Pousaram-me hoje, às primeiras horas da manhã, ainda o sol não tinha nascido. Viajámos durante a noite e por isso não pude apreciar a paisagem durante o caminho. Estava escuro e aproveitei para dormitar mais um pouco.



Estava bastante cansada da estadia prolongada em terras estranhas.
Mal eu sabia, quando empurrei o gato para o lado e me instalei confortavelmente sobre as páginas do livro para descansar um bocadinho, o que me esperava. Em poucos minutos, a luz verde do candeeiro foi aumentando de tamanho. Julguei que já estava a sonhar. Mas não. Senti-me logo a seguir elevada no ar como se estivesse a ser puxada por um aspirador gigante.


Lá do outro lado, as coisas não eram muito diferentes. Talvez no tom mas não na essência. Passámos umas semanas agradáveis. Fiz bons amigos.
Lá não é proibido fumar em locais nenhuns e já resolveram o problema do cancro do pulmão. Toma-se umas pílulas cor-de-laranja todos os dias e resolvem-se vários problemas de uma vez: eliminam toxinas, cancros, excesso de açúcar no sangue e baixam a tensão arterial. E sabem a tangerina.
Estão a desenvolver rapidamente o sistema de teletransporte, apesar de enfrentarem alguns problemas com os funcionários das agências de viagens, que têm feito manifestações de protesto e ameaçam emigrar massivamente para cá, diminuindo drasticamente o número de contribuintes fiscais. Ainda não encontraram uma alternativa eficaz ao fisco. Mas têm desenvolvido estudos nesse sentido.
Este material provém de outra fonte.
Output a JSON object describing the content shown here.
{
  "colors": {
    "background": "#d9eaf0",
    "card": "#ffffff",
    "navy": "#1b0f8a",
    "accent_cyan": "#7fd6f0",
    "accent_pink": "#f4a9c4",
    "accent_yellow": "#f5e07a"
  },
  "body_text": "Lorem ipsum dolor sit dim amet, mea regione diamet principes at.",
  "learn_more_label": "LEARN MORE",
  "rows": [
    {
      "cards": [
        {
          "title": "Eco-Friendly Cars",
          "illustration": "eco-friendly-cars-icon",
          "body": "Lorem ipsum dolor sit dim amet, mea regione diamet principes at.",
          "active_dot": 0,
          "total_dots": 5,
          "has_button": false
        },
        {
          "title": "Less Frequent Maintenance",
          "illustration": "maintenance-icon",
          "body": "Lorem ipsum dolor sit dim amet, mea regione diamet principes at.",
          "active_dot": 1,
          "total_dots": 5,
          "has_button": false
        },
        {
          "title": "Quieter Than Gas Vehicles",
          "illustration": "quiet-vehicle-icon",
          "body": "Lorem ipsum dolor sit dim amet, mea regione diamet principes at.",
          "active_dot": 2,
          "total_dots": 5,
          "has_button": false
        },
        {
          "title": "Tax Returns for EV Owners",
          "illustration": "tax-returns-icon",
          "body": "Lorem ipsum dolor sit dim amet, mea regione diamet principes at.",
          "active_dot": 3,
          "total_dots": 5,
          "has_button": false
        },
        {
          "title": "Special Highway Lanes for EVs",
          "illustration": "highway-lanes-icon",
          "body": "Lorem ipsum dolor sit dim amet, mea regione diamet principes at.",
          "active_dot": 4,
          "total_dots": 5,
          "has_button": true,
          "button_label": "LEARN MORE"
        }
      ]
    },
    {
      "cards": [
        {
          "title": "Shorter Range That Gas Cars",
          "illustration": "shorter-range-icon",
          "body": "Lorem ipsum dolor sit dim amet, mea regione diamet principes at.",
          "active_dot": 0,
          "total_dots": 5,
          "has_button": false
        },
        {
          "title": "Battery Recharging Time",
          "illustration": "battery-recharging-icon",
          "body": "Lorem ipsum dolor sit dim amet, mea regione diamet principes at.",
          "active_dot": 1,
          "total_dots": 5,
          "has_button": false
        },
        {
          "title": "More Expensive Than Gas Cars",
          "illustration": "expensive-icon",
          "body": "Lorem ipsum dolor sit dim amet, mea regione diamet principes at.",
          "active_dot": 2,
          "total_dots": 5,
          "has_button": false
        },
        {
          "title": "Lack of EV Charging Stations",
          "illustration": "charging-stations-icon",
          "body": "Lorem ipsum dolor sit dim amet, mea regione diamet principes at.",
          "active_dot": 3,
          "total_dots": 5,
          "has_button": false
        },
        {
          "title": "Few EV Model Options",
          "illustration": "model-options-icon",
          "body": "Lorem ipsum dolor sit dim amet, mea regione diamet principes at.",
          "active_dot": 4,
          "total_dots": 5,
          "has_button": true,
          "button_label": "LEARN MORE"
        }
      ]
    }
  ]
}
Queriam saber como é que por cá tratávamos do assunto e ficaram muito desiludidos com o que lhes contei.



Perguntaram-me pelo Aldous. Primeiro não os percebi mas depois explicaram-me que o levaram lá de visita aqui há uns bons anos mas que não tinham gostado muito dele. «O Huxley?», perguntei. «Esse mesmo !», responderam. Parece que era muito indiscreto e queria saber tudo o que eles planeavam para o futuro, mesmo os planos mais secretos. Então resolveram divertir-se um pouco e contaram-lhe umas tretas sobre produzir populações fabris em série dentro de provetas, com umas gotinhas de álcool para não serem demasiado inteligentes. Parece que o Aldous acreditou.
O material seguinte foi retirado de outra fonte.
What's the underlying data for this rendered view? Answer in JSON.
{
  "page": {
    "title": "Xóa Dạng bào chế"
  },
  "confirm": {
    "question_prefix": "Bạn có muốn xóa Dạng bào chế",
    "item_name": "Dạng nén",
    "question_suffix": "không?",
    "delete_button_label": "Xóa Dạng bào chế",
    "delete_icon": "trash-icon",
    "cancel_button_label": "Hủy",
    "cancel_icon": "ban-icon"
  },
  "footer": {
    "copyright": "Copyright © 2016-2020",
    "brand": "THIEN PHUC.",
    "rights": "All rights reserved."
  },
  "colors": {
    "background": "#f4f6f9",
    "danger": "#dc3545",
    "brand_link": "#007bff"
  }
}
Não gostei do clima. É muito cinzento e a mim faz-me falta o sol. As esplanadas não têm graça nenhuma e os pedidos fazem-se num terminal de computador que existe em cada mesa. Convidei-os logo para virem uma noite destas aos fados de Alfama e ficaram entusiasmados.
Expliquei-lhes que os pastéis de bacalhau com arroz de feijão temperados com tinto da casa são muito melhores do que os filetes de fitorrinomanso com salada de alvéolos acidificados que por lá servem. Mas o tokie que eles bebem é muito bom, isso vos garanto. Não quis perguntar de que é feito para não parecer mal educada mas pareceu-me uma coisa de alta qualidade.
Bem, estou cansada. Foram dias muito cheios.
Com a sensação de como é bom, apesar de tudo, o regresso ao lar e às coisas familiares, fiquei a acenar-lhes enquanto os via teletransportarem-se para longe.
Despediram-se prometendo que andarão por aí.